1. Use Option Strict On to show Errors while editing


Put the line:

   Option Strict On

as the first line of code in your form as shown in the example.

Then Visual Studio will show design time errors to you while editing by underlining or highlighting the errors several ways. The project will not run until the errors are corrected. Plus, you can sometimes click the error highlights and get the correct syntax or other suggestions.

 

Adding Option Strict to a Form.

 

You can also set Option Strict for the Project in the Visual Studio menu item Project - Properties - Debug tab.

 

 

 

2. Set the Debugger to Break on Errors

Make sure your project is set to break on errors in debug using the menu item Debug - Window - Exceptions (or just Debug - Exceptions depending on VS version) and make sure all items for Common Language Runtime errors is checked. Otherwise you could be getting an error but Visual Studio is not showing it.

Select the menu item Debug - Windows - Exception Settings:

 

Check Common Language Runtime Exceptions (all items):

 

 

 

3. Set execution Break Point and Examine the Values

A break point causes code execution to stop on a selected line when you are running in the design environment.

You can make a break point several ways. One way is put a line with the word Stop in your code.

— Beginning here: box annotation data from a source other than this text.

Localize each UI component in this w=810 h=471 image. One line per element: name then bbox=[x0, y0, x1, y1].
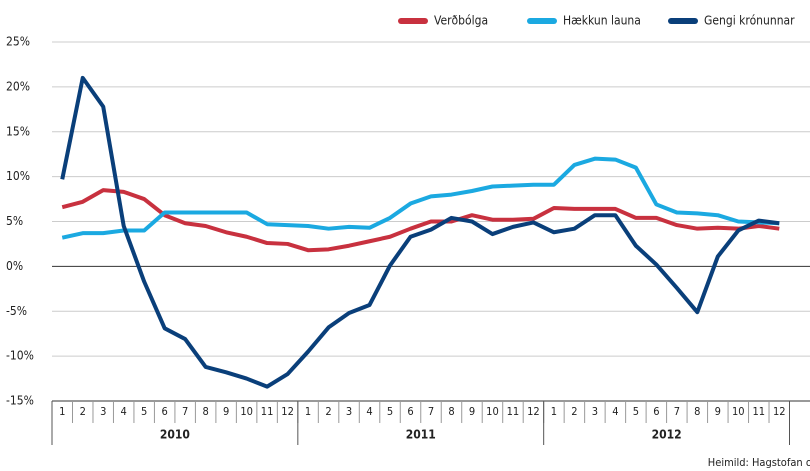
x-tick-label: 7 bbox=[428, 405, 434, 418]
x-tick-label: 1 bbox=[59, 405, 65, 418]
legend-swatch bbox=[527, 18, 557, 24]
x-tick-label: 3 bbox=[100, 405, 106, 418]
source-note: Heimild: Hagstofan og Seðlabankinn bbox=[708, 456, 810, 469]
year-label: 2011 bbox=[406, 428, 436, 442]
x-tick-label: 8 bbox=[694, 405, 700, 418]
x-tick-label: 4 bbox=[121, 405, 127, 418]
x-tick-label: 12 bbox=[773, 405, 786, 418]
x-tick-label: 12 bbox=[527, 405, 540, 418]
x-tick-label: 5 bbox=[141, 405, 147, 418]
y-tick-label: -10% bbox=[6, 349, 34, 363]
x-tick-label: 9 bbox=[715, 405, 721, 418]
x-tick-label: 8 bbox=[203, 405, 209, 418]
x-tick-label: 10 bbox=[732, 405, 745, 418]
legend-label: Gengi krónunnar bbox=[704, 14, 795, 28]
x-tick-label: 11 bbox=[752, 405, 765, 418]
y-tick-label: -15% bbox=[6, 394, 34, 408]
x-tick-label: 2 bbox=[80, 405, 86, 418]
x-tick-label: 7 bbox=[674, 405, 680, 418]
x-tick-label: 12 bbox=[281, 405, 294, 418]
x-tick-label: 9 bbox=[469, 405, 475, 418]
legend-label: Hækkun launa bbox=[563, 14, 641, 28]
x-tick-label: 9 bbox=[223, 405, 229, 418]
series-line bbox=[61, 188, 780, 253]
x-tick-label: 6 bbox=[407, 405, 413, 418]
x-tick-label: 11 bbox=[261, 405, 274, 418]
series-line bbox=[61, 156, 780, 240]
x-tick-label: 8 bbox=[448, 405, 454, 418]
legend-swatch bbox=[398, 18, 428, 24]
x-tick-label: 1 bbox=[551, 405, 557, 418]
x-tick-label: 5 bbox=[633, 405, 639, 418]
y-tick-label: 5% bbox=[6, 214, 23, 228]
x-tick-label: 10 bbox=[486, 405, 499, 418]
x-tick-label: 2 bbox=[571, 405, 577, 418]
legend-label: Verðbólga bbox=[434, 14, 488, 28]
y-tick-label: 25% bbox=[6, 35, 30, 49]
y-tick-label: -5% bbox=[6, 304, 27, 318]
x-tick-label: 7 bbox=[182, 405, 188, 418]
x-tick-label: 1 bbox=[305, 405, 311, 418]
x-tick-label: 5 bbox=[387, 405, 393, 418]
y-tick-label: 10% bbox=[6, 169, 30, 183]
legend-swatch bbox=[668, 18, 698, 24]
x-tick-label: 10 bbox=[240, 405, 253, 418]
year-label: 2012 bbox=[652, 428, 682, 442]
y-tick-label: 20% bbox=[6, 79, 30, 93]
series-line bbox=[60, 75, 780, 389]
y-tick-label: 15% bbox=[6, 124, 30, 138]
year-label: 2010 bbox=[160, 428, 190, 442]
x-tick-label: 4 bbox=[366, 405, 372, 418]
x-tick-label: 6 bbox=[653, 405, 659, 418]
x-tick-label: 3 bbox=[592, 405, 598, 418]
y-tick-label: 0% bbox=[6, 259, 23, 273]
x-tick-label: 2 bbox=[325, 405, 331, 418]
x-tick-label: 11 bbox=[507, 405, 520, 418]
x-tick-label: 3 bbox=[346, 405, 352, 418]
x-tick-label: 6 bbox=[162, 405, 168, 418]
x-tick-label: 4 bbox=[612, 405, 618, 418]
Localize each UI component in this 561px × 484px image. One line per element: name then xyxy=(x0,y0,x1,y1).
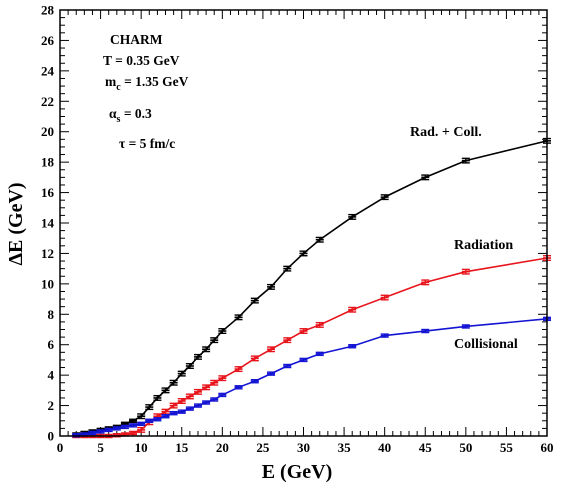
annotation-coupling: αs = 0.3 xyxy=(109,106,152,125)
x-tick-label: 0 xyxy=(57,440,64,455)
x-tick-label: 55 xyxy=(500,440,514,455)
y-tick-label: 10 xyxy=(41,276,54,291)
x-tick-label: 10 xyxy=(135,440,148,455)
x-tick-label: 5 xyxy=(97,440,104,455)
y-tick-label: 14 xyxy=(41,216,55,231)
y-tick-label: 0 xyxy=(48,429,55,444)
annotation-mass: mc = 1.35 GeV xyxy=(105,74,189,93)
x-tick-label: 30 xyxy=(297,440,310,455)
axis-ticks: 0 5 10 15 20 25 30 35 40 45 50 55 600246810121416182… xyxy=(41,3,554,456)
y-tick-label: 28 xyxy=(41,3,55,18)
x-axis-title: E (GeV) xyxy=(262,461,333,483)
y-tick-label: 2 xyxy=(48,398,55,413)
series-label-collisional: Collisional xyxy=(454,337,518,352)
y-tick-label: 24 xyxy=(41,63,55,78)
series-label-radiation: Radiation xyxy=(454,238,513,253)
x-tick-label: 25 xyxy=(256,440,270,455)
y-tick-label: 18 xyxy=(41,155,55,170)
y-tick-label: 8 xyxy=(48,307,55,322)
y-tick-label: 22 xyxy=(41,94,54,109)
annotation-particle: CHARM xyxy=(110,32,163,47)
y-tick-label: 26 xyxy=(41,33,55,48)
series-line-rad-coll xyxy=(76,141,547,435)
series-layer xyxy=(72,139,551,438)
y-axis-title: ΔE (GeV) xyxy=(5,182,27,265)
y-tick-label: 4 xyxy=(48,368,55,383)
x-tick-label: 40 xyxy=(378,440,391,455)
x-tick-label: 20 xyxy=(216,440,229,455)
x-tick-label: 50 xyxy=(459,440,472,455)
annotation-temperature: T = 0.35 GeV xyxy=(103,53,180,68)
x-tick-label: 60 xyxy=(541,440,554,455)
series-rad-coll xyxy=(72,139,551,436)
y-tick-label: 16 xyxy=(41,185,55,200)
y-tick-label: 12 xyxy=(41,246,54,261)
x-tick-label: 15 xyxy=(175,440,189,455)
y-tick-label: 6 xyxy=(48,337,55,352)
x-tick-label: 45 xyxy=(419,440,433,455)
y-tick-label: 20 xyxy=(41,124,54,139)
x-tick-label: 35 xyxy=(338,440,352,455)
parameter-annotations: CHARM T = 0.35 GeV mc = 1.35 GeV αs = 0.… xyxy=(103,32,189,151)
annotation-time: τ = 5 fm/c xyxy=(119,136,175,151)
series-label-rad-coll: Rad. + Coll. xyxy=(410,125,482,140)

Another way to set a break point is to use the mouse to click the left border of the Visual Studio code window. That creates a red line at the break and then when you run the code it stops execution on that line (when paused the break is shown with a yellow highlight):

 

 

When you stop the code execution at a break point, examine the values with Intellisense by hovering the mouse over the variables.

 

Single Step execution

You can run your code one line at a time with the Single Step feature on the Debug Toolbar.

You can start your application at the first line or pause execution and then single step execution of each line of code. As you step you can look at the values of variables and follow where your code is going.

 

 

 

 

The images on this page are from Visual Studio 2015.